Using the tools of genetics, genomics and biochemistry, rapid application of information from one system to the other, and to many other important parasitic nematodes is possible. In addition to specific parasitic abilities, basic mechanisms of nematode development will also be approachable. There are several key things that all parasites must do to successfully complete their life cycles. These include location and penetration of a host, migration to an appropriate feeding site, development to maturity, and reproduction. In addition, all parasites must evade host defense responses.
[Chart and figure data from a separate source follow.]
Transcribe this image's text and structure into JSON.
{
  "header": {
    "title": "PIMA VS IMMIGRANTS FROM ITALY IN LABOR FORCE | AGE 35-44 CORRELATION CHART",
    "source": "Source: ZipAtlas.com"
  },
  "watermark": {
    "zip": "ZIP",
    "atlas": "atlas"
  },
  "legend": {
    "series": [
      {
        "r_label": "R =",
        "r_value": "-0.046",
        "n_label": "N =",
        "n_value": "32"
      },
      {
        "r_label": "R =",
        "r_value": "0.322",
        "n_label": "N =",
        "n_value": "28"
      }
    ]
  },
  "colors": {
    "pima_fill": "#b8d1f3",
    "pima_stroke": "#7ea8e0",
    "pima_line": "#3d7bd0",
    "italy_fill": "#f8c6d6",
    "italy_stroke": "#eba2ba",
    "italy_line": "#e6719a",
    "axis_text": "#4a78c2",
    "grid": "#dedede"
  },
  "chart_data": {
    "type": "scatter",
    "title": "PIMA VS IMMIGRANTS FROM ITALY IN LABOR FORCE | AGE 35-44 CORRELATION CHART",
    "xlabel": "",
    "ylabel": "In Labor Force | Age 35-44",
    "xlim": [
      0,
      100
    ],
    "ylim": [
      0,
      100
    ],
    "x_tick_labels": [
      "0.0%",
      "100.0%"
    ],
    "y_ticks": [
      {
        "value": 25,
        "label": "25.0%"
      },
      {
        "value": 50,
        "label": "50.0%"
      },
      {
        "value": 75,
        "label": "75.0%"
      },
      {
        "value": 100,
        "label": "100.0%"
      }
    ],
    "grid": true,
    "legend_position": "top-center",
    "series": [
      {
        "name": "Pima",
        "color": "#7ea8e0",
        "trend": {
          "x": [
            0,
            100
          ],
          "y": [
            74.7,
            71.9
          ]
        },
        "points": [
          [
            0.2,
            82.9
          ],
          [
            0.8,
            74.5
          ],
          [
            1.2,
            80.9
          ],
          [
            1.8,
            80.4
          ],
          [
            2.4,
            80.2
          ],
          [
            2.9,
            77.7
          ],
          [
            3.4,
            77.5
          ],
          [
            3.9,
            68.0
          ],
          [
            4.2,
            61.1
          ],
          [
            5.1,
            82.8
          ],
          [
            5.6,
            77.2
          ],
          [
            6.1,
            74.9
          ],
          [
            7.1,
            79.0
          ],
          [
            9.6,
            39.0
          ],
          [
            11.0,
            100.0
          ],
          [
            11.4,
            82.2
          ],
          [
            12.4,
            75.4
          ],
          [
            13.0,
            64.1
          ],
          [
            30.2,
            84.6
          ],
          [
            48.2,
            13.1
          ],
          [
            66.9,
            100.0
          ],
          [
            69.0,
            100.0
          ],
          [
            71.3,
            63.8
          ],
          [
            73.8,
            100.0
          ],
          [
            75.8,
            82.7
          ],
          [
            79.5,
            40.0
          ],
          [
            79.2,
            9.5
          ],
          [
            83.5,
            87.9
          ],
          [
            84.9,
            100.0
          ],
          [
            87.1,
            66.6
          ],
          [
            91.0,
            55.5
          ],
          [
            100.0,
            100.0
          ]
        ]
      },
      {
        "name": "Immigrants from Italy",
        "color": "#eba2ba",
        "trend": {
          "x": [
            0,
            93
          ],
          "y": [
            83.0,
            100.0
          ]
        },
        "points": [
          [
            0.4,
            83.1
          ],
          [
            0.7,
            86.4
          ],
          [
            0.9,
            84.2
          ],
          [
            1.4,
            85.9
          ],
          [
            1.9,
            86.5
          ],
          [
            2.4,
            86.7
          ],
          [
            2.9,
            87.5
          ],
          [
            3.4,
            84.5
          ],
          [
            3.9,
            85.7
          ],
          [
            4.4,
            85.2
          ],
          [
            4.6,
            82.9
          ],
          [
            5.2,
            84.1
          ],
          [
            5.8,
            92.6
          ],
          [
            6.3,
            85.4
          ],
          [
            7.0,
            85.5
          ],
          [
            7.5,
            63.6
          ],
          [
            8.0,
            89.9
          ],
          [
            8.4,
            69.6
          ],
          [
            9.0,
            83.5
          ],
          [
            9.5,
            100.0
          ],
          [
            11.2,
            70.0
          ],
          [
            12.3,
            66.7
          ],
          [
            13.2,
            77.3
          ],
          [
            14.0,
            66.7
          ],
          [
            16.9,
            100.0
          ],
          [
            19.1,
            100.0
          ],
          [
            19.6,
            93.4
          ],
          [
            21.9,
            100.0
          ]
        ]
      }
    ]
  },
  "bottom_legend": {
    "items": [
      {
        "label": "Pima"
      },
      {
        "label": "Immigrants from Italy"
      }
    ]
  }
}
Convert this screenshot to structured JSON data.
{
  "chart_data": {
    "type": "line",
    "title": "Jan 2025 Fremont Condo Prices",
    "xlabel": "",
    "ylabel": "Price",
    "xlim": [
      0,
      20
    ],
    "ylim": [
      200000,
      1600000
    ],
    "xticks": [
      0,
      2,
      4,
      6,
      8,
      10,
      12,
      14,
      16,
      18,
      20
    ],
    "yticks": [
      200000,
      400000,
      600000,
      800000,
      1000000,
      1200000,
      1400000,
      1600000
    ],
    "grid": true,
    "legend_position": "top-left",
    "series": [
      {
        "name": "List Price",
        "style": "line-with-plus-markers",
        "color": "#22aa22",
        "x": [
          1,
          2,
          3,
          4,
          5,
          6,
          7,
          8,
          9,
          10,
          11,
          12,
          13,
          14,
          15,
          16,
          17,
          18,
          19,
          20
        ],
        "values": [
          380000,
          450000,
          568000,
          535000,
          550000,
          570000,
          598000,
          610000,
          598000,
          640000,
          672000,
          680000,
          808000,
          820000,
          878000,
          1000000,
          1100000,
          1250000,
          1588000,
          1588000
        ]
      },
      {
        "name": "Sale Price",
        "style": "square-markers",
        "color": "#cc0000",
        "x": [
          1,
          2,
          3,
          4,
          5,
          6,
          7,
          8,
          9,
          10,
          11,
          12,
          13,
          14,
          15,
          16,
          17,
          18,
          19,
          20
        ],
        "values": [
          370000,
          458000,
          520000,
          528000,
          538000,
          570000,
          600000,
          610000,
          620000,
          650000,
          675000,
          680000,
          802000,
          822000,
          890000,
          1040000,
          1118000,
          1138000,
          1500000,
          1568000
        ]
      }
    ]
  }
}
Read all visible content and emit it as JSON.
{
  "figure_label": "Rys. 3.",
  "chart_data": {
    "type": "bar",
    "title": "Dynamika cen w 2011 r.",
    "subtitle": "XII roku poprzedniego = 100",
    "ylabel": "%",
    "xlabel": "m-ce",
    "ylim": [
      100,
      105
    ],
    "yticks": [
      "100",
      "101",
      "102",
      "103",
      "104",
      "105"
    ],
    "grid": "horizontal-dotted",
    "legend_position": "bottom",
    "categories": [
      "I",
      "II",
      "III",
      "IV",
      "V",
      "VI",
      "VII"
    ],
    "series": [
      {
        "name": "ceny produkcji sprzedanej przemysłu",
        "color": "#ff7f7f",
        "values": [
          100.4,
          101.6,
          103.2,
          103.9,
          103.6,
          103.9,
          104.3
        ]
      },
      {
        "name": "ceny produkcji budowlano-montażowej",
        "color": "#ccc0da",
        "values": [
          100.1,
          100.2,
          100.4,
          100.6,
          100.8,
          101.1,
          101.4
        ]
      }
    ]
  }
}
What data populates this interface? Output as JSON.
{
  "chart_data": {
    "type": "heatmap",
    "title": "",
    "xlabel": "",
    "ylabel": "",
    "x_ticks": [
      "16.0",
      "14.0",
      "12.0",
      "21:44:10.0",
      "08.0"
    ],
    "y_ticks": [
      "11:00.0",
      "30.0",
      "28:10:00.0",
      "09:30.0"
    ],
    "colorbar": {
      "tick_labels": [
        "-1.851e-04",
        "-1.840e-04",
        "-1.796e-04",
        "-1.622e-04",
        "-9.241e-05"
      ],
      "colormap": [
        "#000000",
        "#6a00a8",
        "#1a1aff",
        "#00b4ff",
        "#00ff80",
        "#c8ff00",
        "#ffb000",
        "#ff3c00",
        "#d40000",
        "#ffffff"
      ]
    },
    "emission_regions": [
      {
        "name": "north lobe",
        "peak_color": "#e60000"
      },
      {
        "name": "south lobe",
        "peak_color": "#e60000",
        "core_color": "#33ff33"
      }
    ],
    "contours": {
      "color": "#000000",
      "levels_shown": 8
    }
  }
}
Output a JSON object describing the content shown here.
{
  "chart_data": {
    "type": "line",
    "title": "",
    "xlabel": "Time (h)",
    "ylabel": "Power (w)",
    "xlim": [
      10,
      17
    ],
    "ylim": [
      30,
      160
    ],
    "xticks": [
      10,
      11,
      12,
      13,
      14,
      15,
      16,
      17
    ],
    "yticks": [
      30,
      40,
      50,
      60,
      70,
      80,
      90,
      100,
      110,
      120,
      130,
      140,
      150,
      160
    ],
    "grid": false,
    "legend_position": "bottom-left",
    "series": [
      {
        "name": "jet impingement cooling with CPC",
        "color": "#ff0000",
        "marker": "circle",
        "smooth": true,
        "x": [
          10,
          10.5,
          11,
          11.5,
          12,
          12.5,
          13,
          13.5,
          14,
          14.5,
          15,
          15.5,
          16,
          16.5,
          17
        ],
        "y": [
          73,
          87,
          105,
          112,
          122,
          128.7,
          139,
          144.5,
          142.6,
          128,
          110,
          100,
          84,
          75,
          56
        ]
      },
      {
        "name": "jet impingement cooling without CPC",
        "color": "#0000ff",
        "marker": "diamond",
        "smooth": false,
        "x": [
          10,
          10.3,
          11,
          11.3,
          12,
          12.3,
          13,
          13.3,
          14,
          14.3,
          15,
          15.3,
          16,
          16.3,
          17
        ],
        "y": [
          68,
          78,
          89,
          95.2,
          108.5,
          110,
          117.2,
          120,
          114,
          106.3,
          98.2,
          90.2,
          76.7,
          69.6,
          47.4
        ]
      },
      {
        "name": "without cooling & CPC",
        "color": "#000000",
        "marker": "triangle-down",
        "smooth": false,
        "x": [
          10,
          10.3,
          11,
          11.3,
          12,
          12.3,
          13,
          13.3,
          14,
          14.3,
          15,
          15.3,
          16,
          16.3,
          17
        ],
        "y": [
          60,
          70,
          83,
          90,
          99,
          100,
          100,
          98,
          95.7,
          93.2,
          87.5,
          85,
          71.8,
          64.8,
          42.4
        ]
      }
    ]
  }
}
Because all parasites must function in a similar manner, we believe that the basic biological mechanisms used will be conserved between plant and animal parasitic nematodes, although the direct signals and functions may be somewhat different. The conservation of the basic mechanisms makes these parasites vulnerable to the use of their own biology against them in designing new control methods.